Monday, Aug. 18, 1986
"Orange Riviera"
By Frank Trippett
Viewed from hip Los Angeles, Orange County has sometimes seemed a quaint appendage sprawling southward down the Pacific Coast, a pleasant afterthought with an odd weakness for white shoes and alarmists of the John Birch Society stripe. To the larger world, the county still summons up images of citrus groves and Disneyland, planned communities and the young Richard Nixon, hard- core conservatism and the late John Wayne. But today Orange County is undergoing a dramatic change, exploding with new wealth. Its economic output has more than tripled in a decade, and its population since 1970 has jumped by 50%, to 2.1 million. The county's coastal area has transformed itself into a highenergy, high-rolling, high-living megalopolis, creating an "Orange Riviera" brimming with glamour and glitz.
From the gold-rush camps and Hollywood to the flower children and Silicon Valley, California has long been the place where the newest manifestations of the American dream first sprouted. In Orange County, the dream seems to be driven by the lure of both success and excess. With 42 miles of beckoning oceanfront, this California-style Riviera is a 38-sq.-mi. wedge of land stretching from the Pacific Ocean to the Santa Ana Mountains and harboring the thriving towns of Newport Beach (pop. 67,000), Costa Mesa (88,000) and Irvine (89,000). It includes a constellation of some 700 high-tech firms -- making Orange the U.S.'s fifth largest high-tech complex. Its economic output, according to Economist James Doti, is expected to reach about $50 billion this year, vs. $13.5 billion in 1975. The county's economy has grown twice as fast as the nation's in the 1980s. Last year alone, some 50,000 new jobs were created.

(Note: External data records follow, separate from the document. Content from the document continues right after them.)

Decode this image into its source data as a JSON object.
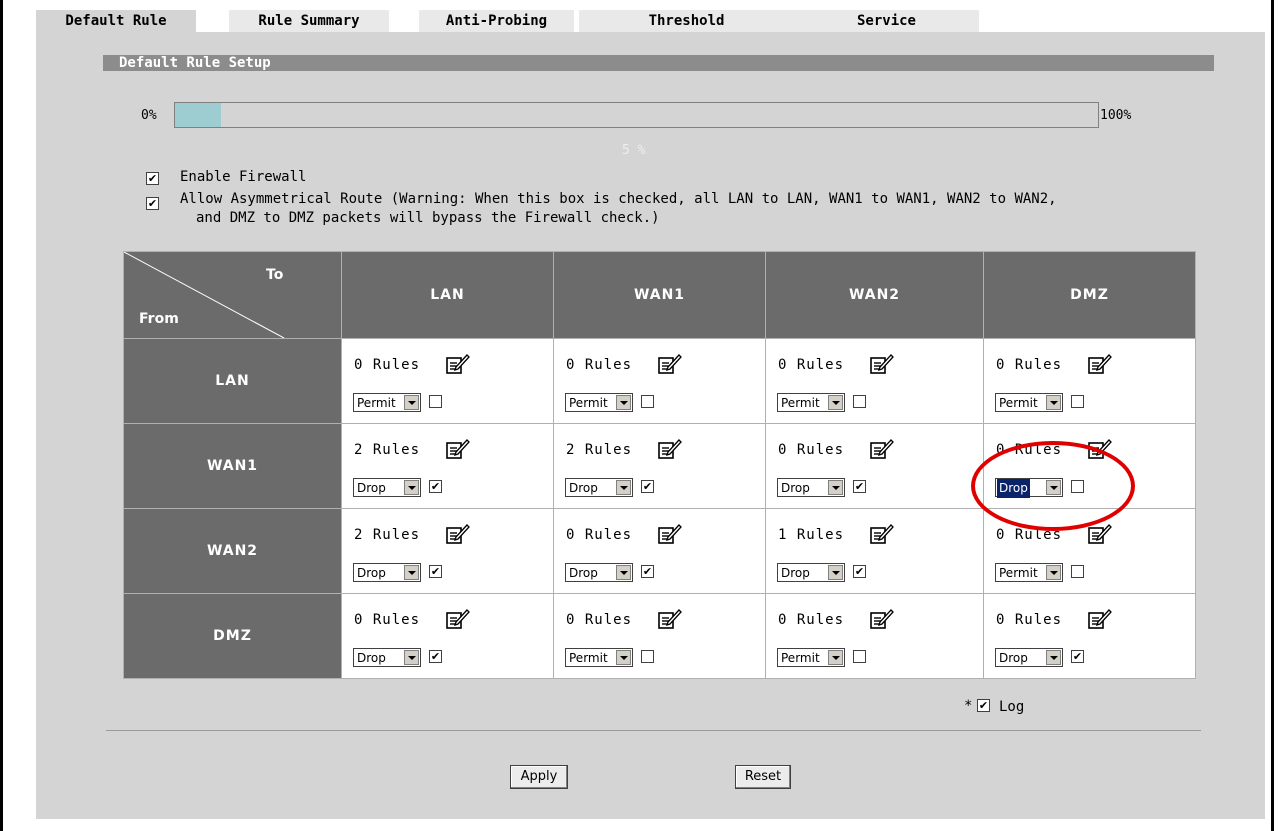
{
  "tabs": [
    {
      "label": "Default Rule",
      "active": true
    },
    {
      "label": "Rule Summary",
      "active": false
    },
    {
      "label": "Anti-Probing",
      "active": false
    },
    {
      "label": "Threshold",
      "active": false
    },
    {
      "label": "Service",
      "active": false
    }
  ],
  "section_title": "Default Rule Setup",
  "progress": {
    "min_label": "0%",
    "max_label": "100%",
    "value": 5,
    "caption": "5 %",
    "fill_color": "#9dcdd1"
  },
  "options": {
    "enable_firewall": {
      "label": "Enable Firewall",
      "checked": true
    },
    "asym_route": {
      "checked": true,
      "line1": "Allow Asymmetrical Route (Warning: When this box is checked, all LAN to LAN, WAN1 to WAN1, WAN2 to WAN2,",
      "line2": "and DMZ to DMZ packets will bypass the Firewall check.)"
    }
  },
  "matrix": {
    "to_label": "To",
    "from_label": "From",
    "columns": [
      "LAN",
      "WAN1",
      "WAN2",
      "DMZ"
    ],
    "rows": [
      {
        "label": "LAN",
        "cells": [
          {
            "rules": "0  Rules",
            "action": "Permit",
            "log": false
          },
          {
            "rules": "0  Rules",
            "action": "Permit",
            "log": false
          },
          {
            "rules": "0  Rules",
            "action": "Permit",
            "log": false
          },
          {
            "rules": "0  Rules",
            "action": "Permit",
            "log": false
          }
        ]
      },
      {
        "label": "WAN1",
        "cells": [
          {
            "rules": "2  Rules",
            "action": "Drop",
            "log": true
          },
          {
            "rules": "2  Rules",
            "action": "Drop",
            "log": true
          },
          {
            "rules": "0  Rules",
            "action": "Drop",
            "log": true
          },
          {
            "rules": "0  Rules",
            "action": "Drop",
            "log": false,
            "highlighted": true
          }
        ]
      },
      {
        "label": "WAN2",
        "cells": [
          {
            "rules": "2  Rules",
            "action": "Drop",
            "log": true
          },
          {
            "rules": "0  Rules",
            "action": "Drop",
            "log": true
          },
          {
            "rules": "1  Rules",
            "action": "Drop",
            "log": true
          },
          {
            "rules": "0  Rules",
            "action": "Permit",
            "log": false
          }
        ]
      },
      {
        "label": "DMZ",
        "cells": [
          {
            "rules": "0  Rules",
            "action": "Drop",
            "log": true
          },
          {
            "rules": "0  Rules",
            "action": "Permit",
            "log": false
          },
          {
            "rules": "0  Rules",
            "action": "Permit",
            "log": false
          },
          {
            "rules": "0  Rules",
            "action": "Drop",
            "log": true
          }
        ]
      }
    ]
  },
  "log_legend": {
    "prefix": "*",
    "label": "Log",
    "checked": true
  },
  "buttons": {
    "apply": "Apply",
    "reset": "Reset"
  },
  "icons": {
    "edit": "edit-rules-icon"
  },
  "annotation": {
    "color": "#e00000"
  }
}
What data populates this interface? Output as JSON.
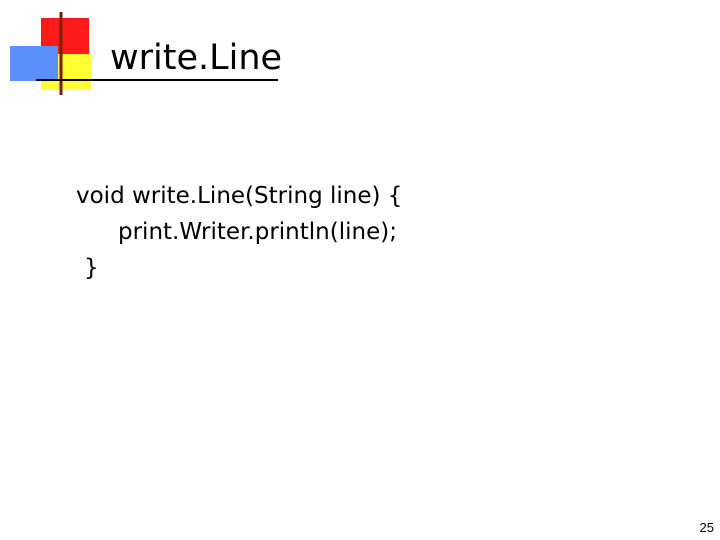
{
  "slide": {
    "title": "write.Line",
    "code_lines": [
      "void write.Line(String line) {",
      "print.Writer.println(line);",
      "}"
    ],
    "page_number": "25"
  },
  "logo": {
    "icon": "overlapping-squares-logo-icon",
    "colors": {
      "red": "#ff1a1a",
      "yellow": "#ffff33",
      "blue": "#5b8ff9",
      "line": "#7a1f00"
    }
  }
}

The county's coast oozes affluence. Atrium Court, part of Newport Beach's Fashion Island mall, is a marble-floored enclave of jewelry and apparel shops, with an entire ground level given over to gourmet markets and eateries -- caviar and quail to go. Matrons browse among $11,000 silk dresses and $5,000 crocodile handbags in the boutiques of Clothier Amen Wardy, an ex-Texan who is happy to send clients a "clothesmobile" staffed with a fitter. South Coast Plaza in Costa Mesa is equally posh. Yachts and other pleasure craft are so numerous that dock space in Newport Beach's harbor rents for as much as $300 a month for a 30-footer. Local Mercedes Dealer Jim Slemons has doubled his business in four years and stocks eight acres of cars. In a branch of his Beverly Hills boutique, Clothier Alan Austin reflects on this Riviera's conspicuous consumers: "They have the money, and they're not afraid to spend it."
Orange's once easy-stepping social life has become a gilded fandango. Says Social Lioness Floss Schumacher, wife of retired Global Van Lines Chairman Edward Schumacher: "People are suddenly clamoring for white tie and tails." September will bring the opening of a 3,000-seat arts center in Costa Mesa, financed entirely by $71 million in donations.
Growth has jolted Orange's traditional complacency. Bill Hamilton, who went home to California to retire but instead opened a seafood restaurant in Orange, compares the mood to "gold-rush fever." Says Stockbroker Trevor Spruston: "The atmosphere challenges everyone's drive." It also encourages second starts, says Alan Rypinski. He made one fortune producing a protective coating for vinyl and rubber called Armor All, stumbled financially with an auto boutique and a fast-food spaghetti business, and is now trying to pile up another bundle selling a product that removes wrinkles from fabric. Says Rypinski: "It's pretty easy to recover. There's so much going on."
< The Orange Riviera's basic appeal is still its natural assets: gorgeous beaches, wooded hills, balmy climate. Real Estate Investor Leo Gugasian hardly needs to explain his fondness for the area: his office is aboard his three- bedroom yacht. Says he: "The salt air and relaxed pace make me think better." Another amenity: a lower rate of serious crime, 37% below Los Angeles' last year.
Growth has brought some problems. Middle-class housing is scarce and prices are generally high: the average for a three-bedroom tract house in Newport Beach is $300,000. Traffic is approaching the nightmare stage. The 405 Freeway through Irvine often looks like a parking lot. Worse, a hint of L.A. -- smog -- sometimes hangs over the Santa Ana Mountains.
Yet the county has remained remarkably free of social stress. The relative wealth of the residents (median income: $44,000) is one reason. The population is comparatively homogeneous. Unemployment, at 4%, is nearly 3 points below the national average. Orange remains solidly Republican, but the conservatism is less shrill nowadays: Birch Society types no longer command center stage.
The future seems as bright as the present. Wells Fargo Bank last month predicted that Orange would grow faster than California as a whole for the next 15 years. The county anticipates that it will develop 306,000 new jobs by 2000. "There is," says Venture Capitalist Charles Martin, "a great feeling of destiny here."